As it stands I wouldn't consider a job in London because we couldn't afford to live there! Or at least we'd be very stretched and end up with a place much less pleasant than we have in Chester.
It was chancel insurance that made me hit the roof when we bought about a year ago. I never plan to set foot in the village church yet I'm required to have some insurance to pay 'my share' of repairs should something go wrong. That on top of the fees and whatnots was almost the last straw.
We bought, in the end, for the same reasons Julia's said she'd want to buy - the ability to modify the environment to our own tastes. We were extremely lucky to buy last summer just as house prices reached the first low. We were more lucky to find a mortgage with 5% deposit, and more to find a house at less than 3x combined income. The sums some banks were offering us in April 2009 were terrifying - often 4 times combined income - and with the attitude that this was the expected price we'd pay for a house. But now we've bought and put in windows, and decorated, and made a garden, and realised that we probably don't want to live in this area for too long. We've got two academic jobs in the same department - the chances of finding that again are very slim. So the house and the jobs will keep us where we are for now. I'm not sure which has the bigger psychological impact!

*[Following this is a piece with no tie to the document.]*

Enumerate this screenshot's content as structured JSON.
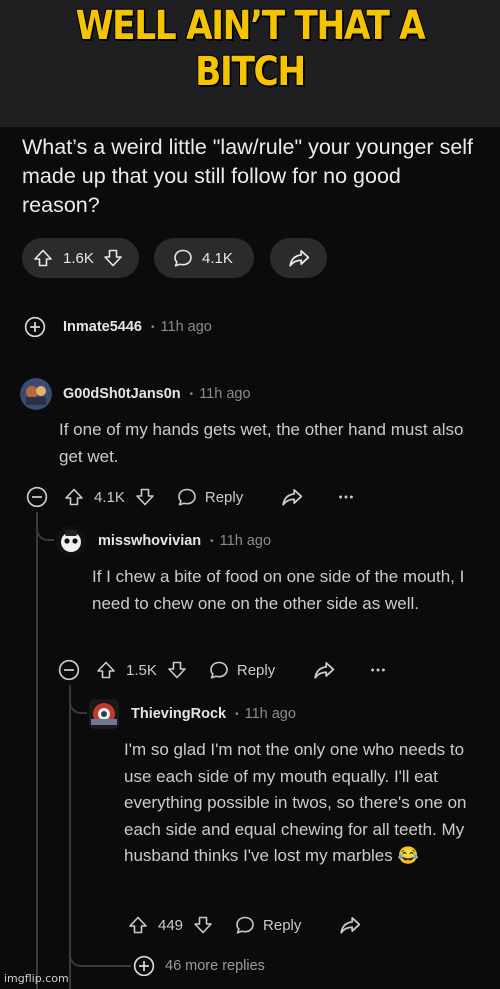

@kjhaxton - my dad used to have to pay Prince Charles to cross the verge between the road and the front of his house!
We're committed - as people who put down long tap roots and for who the idea of moving would be dreadful - and the garden is our life in many ways. (writing, photography)
But I do often reflect on just how much of our time, money and effort this place demands for providing us with comfort and shelter. Bit absurd.
I think BillyGottaJob is suggesting CGT on the sale of all houses, not upon inheritance which is already taxed for many (largely because of the vastly inflated price of property which is pretty much where we came in ...).
@AnneWareham - you had me looking back at pictures of our own little gardens that The Inelegant Gardener made (I dug, and hammered, and sawed) - I sort of miss them. Furthermore removal companies aren't houseplant friendly either!
@supergoonybird you're quite right - added an update. BillyGottaJob's proposal is for CGT on all house sales not just on depth. As I think they'd say in "Yes, Prime Minister": This is a brave idea. The aim to get house price inflation in some reasonable order seems like a good one though.
Yes, an idea so brave it merges into the reckless. It has no political legs whatsoever, which is just another way of saying the the interests of relatively richer people always trump those of poorer people.
Yet in its way it's no more radical than Cameron's idea. I just happens to be fiercely redistributive and we can't be having that, can we?
@BillyGottaJob - yes, in my own wishy-washy liberal way I was attempting to draw these things together. Measures impacting the 70% of the population who are homeowners will be politically difficult.
I thought Neil O'Brien's article in the FT was perhaps a politically more practical approach.